Enel X, the demand management arm of international energy giant Enel, said many of the proposals had not been properly assessed and the Physical RRO appeared to only benefit coal generators.
“The physical RRO appears to be a heavy handed, costly and administratively complex instrument to deal with a transitional problem that may not even arise,” Enel X writes. “We do not believe that the ESB has fully explored all other options, particularly options that do not involve amendments to the RRO.”
The only coal generators wholeheartedly supporting the idea of the PRRO are EnergyAustralia, which insiders say played a key role in designing the proposal and which appeared to take ownership of the idea in its submission, and Trevor St Baker’s Delta Electricity, which operates the Vales Point coal generator in NSW.
“We propose a physical retailer reliability obligation (PRRO) which will help to physically stabilise the power system and keep it reliable and affordable for consumers as we bring forward new renewable and other capacity investment,” EnergyAustralia, which owns the Yallourn and Mt Piper coal generators, wrote in its submission.
Delta supported the PRRO,a although it admitted it could result in surplus capacity which “will unnecessarily increase electricity prices to consumers.”
St Baker, writing in a separate submission on behalf of his innovation fund, said he supports the PRRO, but notes that while a “properly structured Physical RRO could be a positive step”, it may take years to develop, and won’t help the present operational needs of the power system.
St Baker argued that “traditional (thermal) Synchronous Generators” must continue to play a critical role in delivering a “safe, secure, reliable and affordable electricity system”.
Needless to say, battery storage and electric vehicle maker Tesla disagreed with that idea. “There is no need for synchronous assets to achieve a low-cost, reliable, secure and zero emission grid,” Tesla writes in its submission.
See our separate story: No need for synchronous assets in zero emissions grid, says Tesla
To be sure, the big coal generators agree with the idea that there should be some mechanism to support “disptachable capacity”, but most argue that this should be focused on “flexibility”, and the ability to respond to varying situations, rather than the simple equation of aggregate capacity.
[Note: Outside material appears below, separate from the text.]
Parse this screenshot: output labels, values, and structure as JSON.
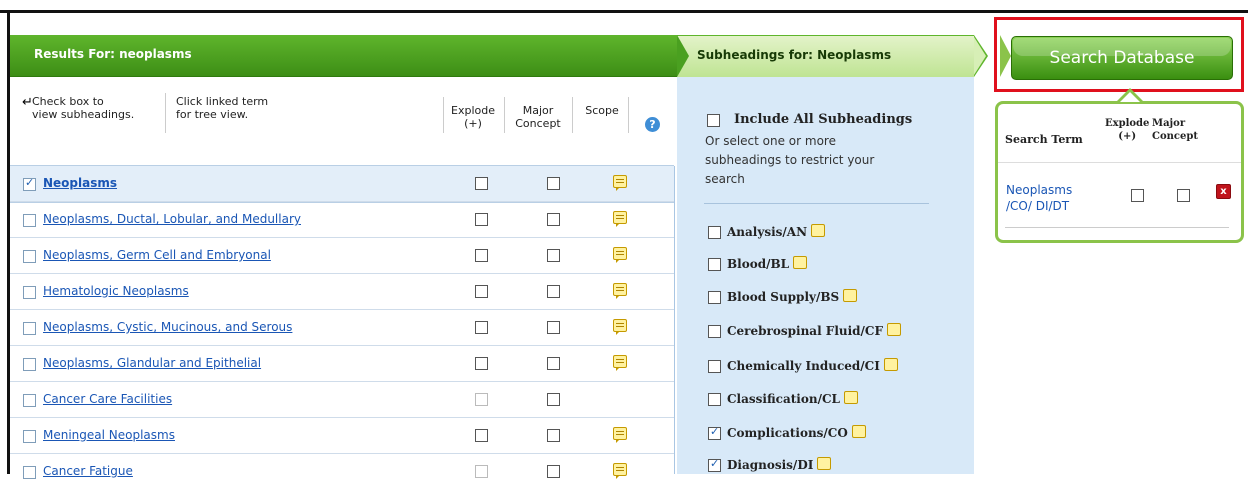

Many of these coal companies, such as AGL and Origin, plan large battery storage investments to partially replace the coal generators they intend to close over the next decade or so. So a mechanism that supports flexibility rather than outright capacity is favoured.
Even the government’ owned generator Snowy Hydro agrees with that notion. “Capacity mechanisms like the Physical RRO are inefficient, secondary solutions,” it writes, adding that it won’t even address capacity shortfalls. “It will simply increase costs for participants and, ultimately, consumers.”
The ESB is supposed to delivering its final proposals for the post 2025 market redesign next month, but many wonder how it can given that many of its suggestions, including the PRRO, but also the issue of grid congestion, managing distributed energy resources and renewable energy zones, are short on detail.